Microbiomes are known to affect gut health and may result in intestinal diseases such as IBD (Inflammatory bowel disease) or even IBS (irritable bowel Syndrome). The bloating and abdominal pains individuals with IBS experience are often caused by gut dysbiosis, which is a result of the production of gas and other chemicals by the microbes. However, particular healthy bacteria in the microbiome can assist in improving gut health. For instance, bifid bacteria and lactobacilli are found in yogurt and help seal gaps between intestinal cells and prevent leaky gut syndrome. These species also help prevent disease-causing bacteria from getting stuck to the intestinal wall, thus helping reduce intestinal diseases such as IBS.

The gut microbiome is known to help in promoting heart health. Health experts argue that the gut microbiome is responsible for promoting excellent HDL cholesterol and triglycerides. However, unhealthy species present in the gut microbiome can result in heart disease through the production of TMAO (trimethylamine N-oxide), which is a chemical responsible for blocking arteries, resulting in stroke or heart attacks. Various bacteria present in the microbiome are responsible for converting choline and L-carnitine to TMAO, thus increasing the potential risks of heart disease. However, other bacteria, such as Lactobacilli, can help in reducing cholesterol, thus reducing the risks of heart disease.

Improving Gut Microbiome

There exist various ways an individual can employ to increase his/her gut microbiome. They include;

Eating a wide range of foods: Doing so results in a diverse microbiome, which, according to health experts, is an indicator of excellent gut health. For instance, foods such as beans, legumes, and fruits that contain fiber are essential as they help promote the development of healthy bifid bacteria.

Eating prebiotic foods: Prebiotics are a form of fiber that helps stimulate the growth of healthy bacteria and include foods such as bananas, oats, and apples, among others.

Reducing the ingestion of artificial sweeteners: A study shows that artificial sweeteners such as aspartame are responsible for increasing blood sugar, thus resulting in the growth and production of unhealthy bacteria such as Enterobacteriaceae that may harm the gut.

Ingesting fermented foods: Fermented foods such as kefir and yogurt contain healthy bacteria that help reduce bacteria that may cause diseases within the gut.

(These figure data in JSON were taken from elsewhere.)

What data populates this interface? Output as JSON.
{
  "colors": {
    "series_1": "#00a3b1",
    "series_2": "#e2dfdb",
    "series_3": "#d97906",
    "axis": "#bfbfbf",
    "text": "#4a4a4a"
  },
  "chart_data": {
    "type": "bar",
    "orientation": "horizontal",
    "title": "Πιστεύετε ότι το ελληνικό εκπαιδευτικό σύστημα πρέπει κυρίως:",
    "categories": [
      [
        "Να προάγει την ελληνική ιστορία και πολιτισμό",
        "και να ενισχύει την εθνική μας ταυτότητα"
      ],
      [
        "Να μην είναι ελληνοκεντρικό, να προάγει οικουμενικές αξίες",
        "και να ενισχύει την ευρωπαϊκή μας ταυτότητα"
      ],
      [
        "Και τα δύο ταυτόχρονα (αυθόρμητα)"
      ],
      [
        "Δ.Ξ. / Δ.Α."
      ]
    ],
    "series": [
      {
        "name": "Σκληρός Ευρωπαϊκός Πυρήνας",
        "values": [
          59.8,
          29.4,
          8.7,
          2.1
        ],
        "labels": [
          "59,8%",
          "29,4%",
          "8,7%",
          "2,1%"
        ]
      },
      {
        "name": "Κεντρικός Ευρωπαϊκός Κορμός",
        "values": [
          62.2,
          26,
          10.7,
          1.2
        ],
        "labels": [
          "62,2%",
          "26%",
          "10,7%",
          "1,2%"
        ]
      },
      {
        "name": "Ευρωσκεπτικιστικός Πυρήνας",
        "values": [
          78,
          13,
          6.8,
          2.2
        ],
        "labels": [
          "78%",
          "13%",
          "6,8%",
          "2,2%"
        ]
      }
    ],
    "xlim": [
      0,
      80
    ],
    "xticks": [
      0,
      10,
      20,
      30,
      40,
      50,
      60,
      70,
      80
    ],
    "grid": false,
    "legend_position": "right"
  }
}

Using antibiotics when necessary: Antibiotics are known to kill numerous bad and good bacteria present in the gut microbiome, which may result in weight gain or even antibiotic resistance. Thus, physicians advise people to take antibiotics only when necessary and not for pleasure.

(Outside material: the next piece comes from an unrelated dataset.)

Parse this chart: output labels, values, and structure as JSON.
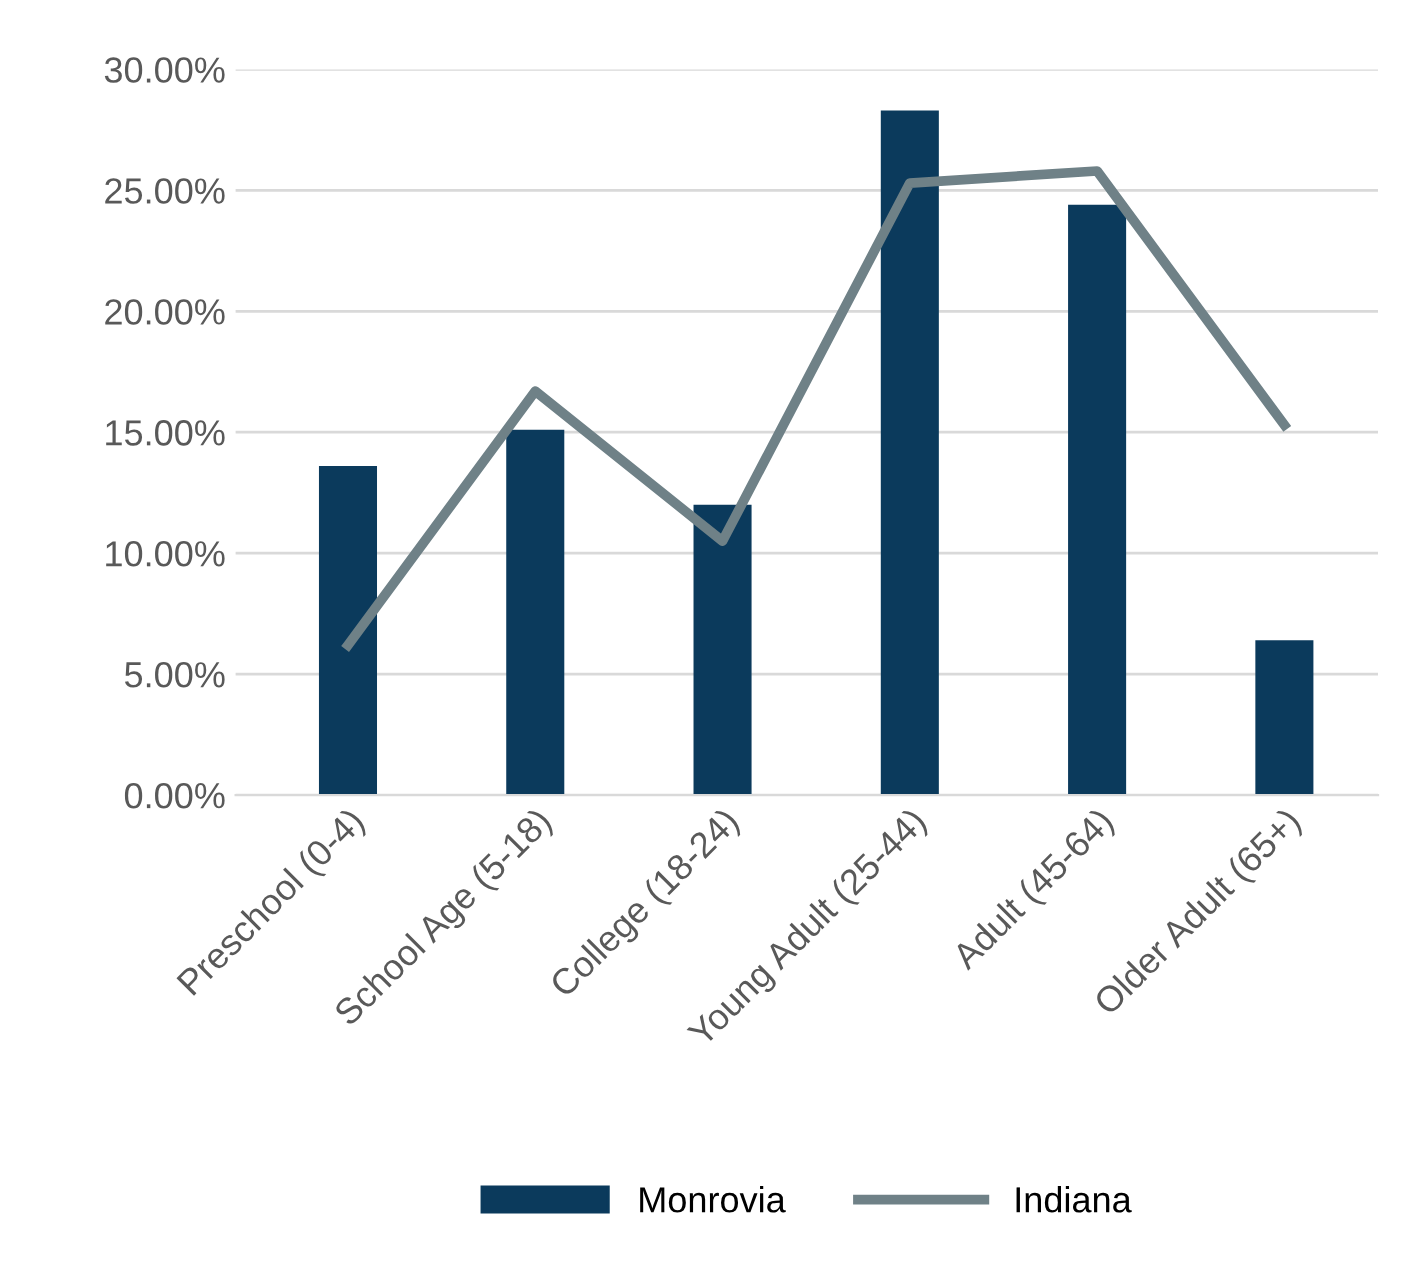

Breastfeeding the child for up to six months: Breastfeeding is necessary for the advancement of the gut microbiome. Children who have been breastfed for nearly six months possess more bifid bacteria than those who have been bottle-fed.

From the discussion above, it’s clear that the gut microbiome comprises trillions of bacteria and other microbes that help in the general wellness of an individual. Diseases and other disorders often erupt when there is an imbalance of unhealthy and healthy microbes. Thus, it is necessary for every individual to help in the growth of healthy microbes in the gut to prevent complications such as heart attacks and heart diseases.